What will the Fed say today?
Tuesday March 16, 2010
Posted 8 a.m. Eastern
The Federal Open Market Committee meets today, a meeting that occurs as consumers are gradually starting to spend again and the economy continues to improve. Although an interest rate hike is the last lever the Fed wants to pull, is this the meeting in which the "exceptionally low levels ... for an extended period" language starts to get tweaked?
The Fed also appears committed to halting mortgage purchases, with the days of both record low mortgage rates and nearly zero mortgage rate volatility are numbered.

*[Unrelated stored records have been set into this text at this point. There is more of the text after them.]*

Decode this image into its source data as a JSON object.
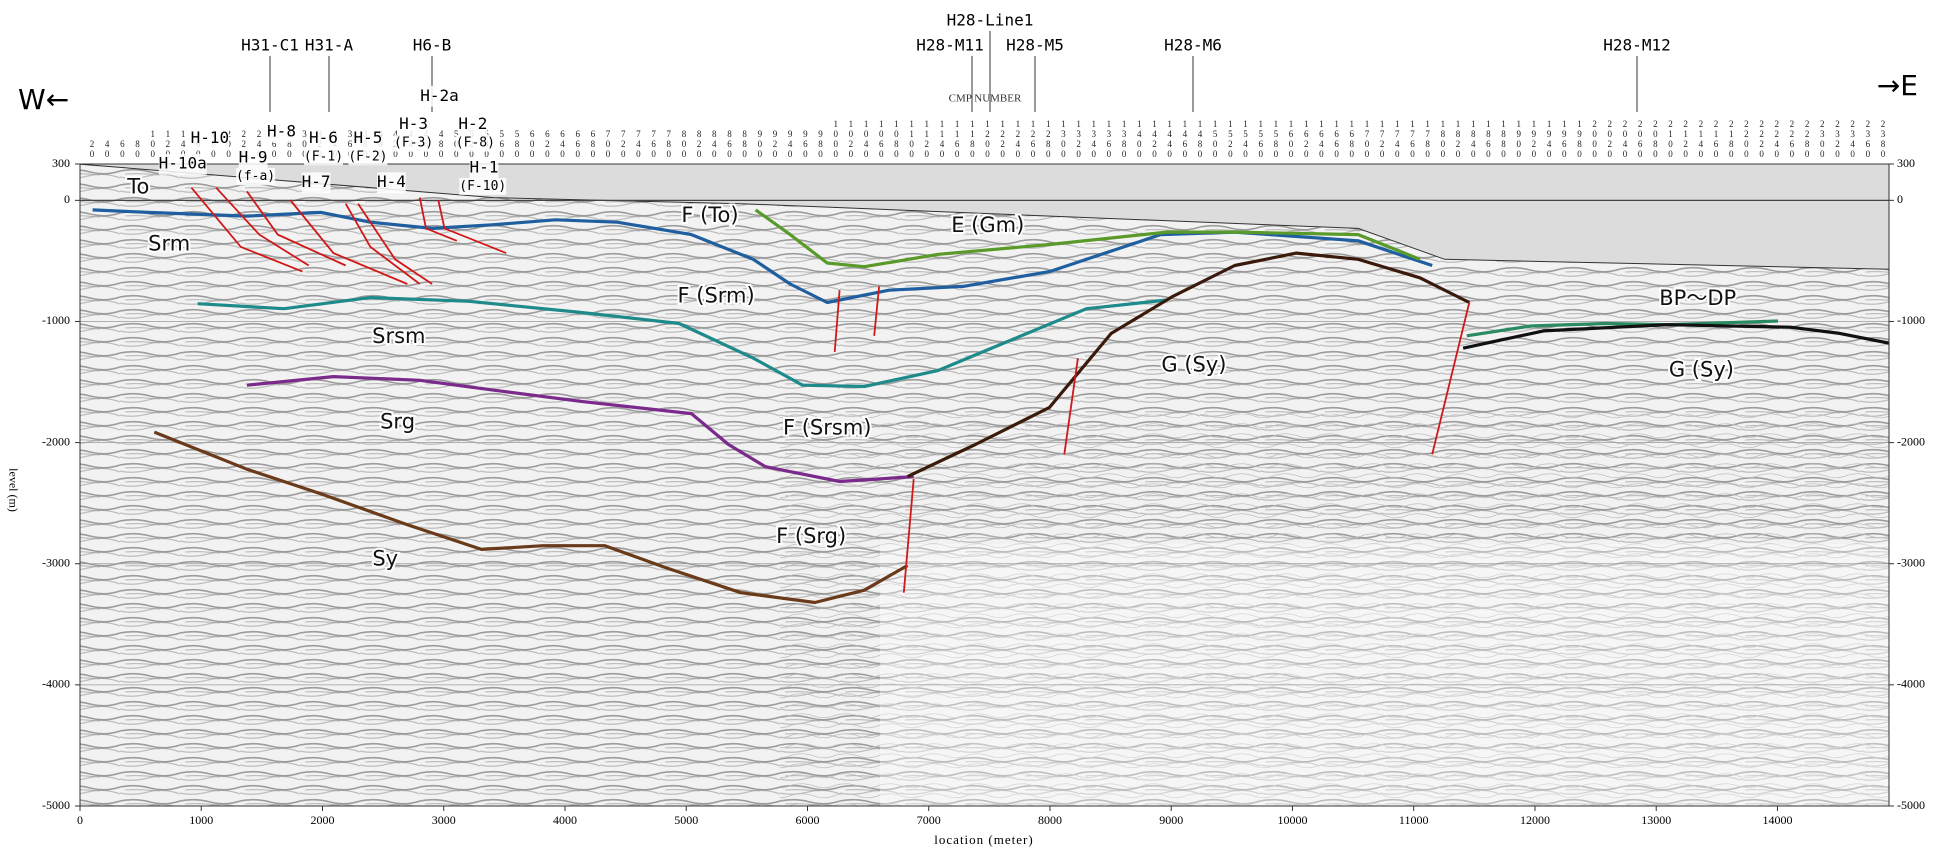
{
  "direction": {
    "west": "W←",
    "east": "→E"
  },
  "cmp_label": "CMP NUMBER",
  "wells": [
    "H31-C1",
    "H31-A",
    "H6-B",
    "H28-Line1",
    "H28-M11",
    "H28-M5",
    "H28-M6",
    "H28-M12"
  ],
  "fault_labels": [
    "H-10",
    "H-10a",
    "H-9",
    "(f-a)",
    "H-8",
    "H-6",
    "(F-1)",
    "H-7",
    "H-5",
    "(F-2)",
    "H-4",
    "H-3",
    "(F-3)",
    "H-2a",
    "H-2",
    "(F-8)",
    "H-1",
    "(F-10)"
  ],
  "formation_labels": [
    "To",
    "Srm",
    "Srsm",
    "Srg",
    "Sy",
    "F (To)",
    "E (Gm)",
    "F (Srm)",
    "F (Srsm)",
    "F (Srg)",
    "G (Sy)",
    "G (Sy)",
    "BP～DP"
  ],
  "cmp_ticks": [
    20,
    40,
    60,
    80,
    100,
    120,
    140,
    160,
    180,
    200,
    220,
    240,
    260,
    280,
    300,
    320,
    340,
    360,
    380,
    400,
    420,
    440,
    460,
    480,
    500,
    520,
    540,
    560,
    580,
    600,
    620,
    640,
    660,
    680,
    700,
    720,
    740,
    760,
    780,
    800,
    820,
    840,
    860,
    880,
    900,
    920,
    940,
    960,
    980,
    1000,
    1020,
    1040,
    1060,
    1080,
    1100,
    1120,
    1140,
    1160,
    1180,
    1200,
    1220,
    1240,
    1260,
    1280,
    1300,
    1320,
    1340,
    1360,
    1380,
    1400,
    1420,
    1440,
    1460,
    1480,
    1500,
    1520,
    1540,
    1560,
    1580,
    1600,
    1620,
    1640,
    1660,
    1680,
    1700,
    1720,
    1740,
    1760,
    1780,
    1800,
    1820,
    1840,
    1860,
    1880,
    1900,
    1920,
    1940,
    1960,
    1980,
    2000,
    2020,
    2040,
    2060,
    2080,
    2100,
    2120,
    2140,
    2160,
    2180,
    2200,
    2220,
    2240,
    2260,
    2280,
    2300,
    2320,
    2340,
    2360,
    2380
  ],
  "x_axis": {
    "title": "location (meter)",
    "lim": [
      0,
      14920
    ],
    "ticks": [
      0,
      1000,
      2000,
      3000,
      4000,
      5000,
      6000,
      7000,
      8000,
      9000,
      10000,
      11000,
      12000,
      13000,
      14000
    ]
  },
  "y_axis": {
    "title": "level (m)",
    "lim": [
      300,
      -5000
    ],
    "ticks": [
      300,
      0,
      -1000,
      -2000,
      -3000,
      -4000,
      -5000
    ]
  }
}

A cautious tone and pace from the Fed is to be expected, considering all the uncertainty about the sustainability of consumer spending and economic growth. The lingering question is, where is the economic growth going to come from? We need the growth to create the jobs that spurs the spending. Right now, everything is leaning against the pillar of government support. Without it, consumer spending and economic improvement are nothing more than two drunks propping each other up in an alley. The path of the housing market is susceptible to any substantive rise in mortgage rates, likely expiration of the homebuyer tax credit, and the ever-expanding inventory of foreclosed homes.
The Fed is in no hurry to raise interest rates, as we know, and it may not even want to hint at it by tweaking the language of its statement. Don't be surprised if it punts to the next meeting at the end of April, buying more time to evaluate mortgage rates and the job market.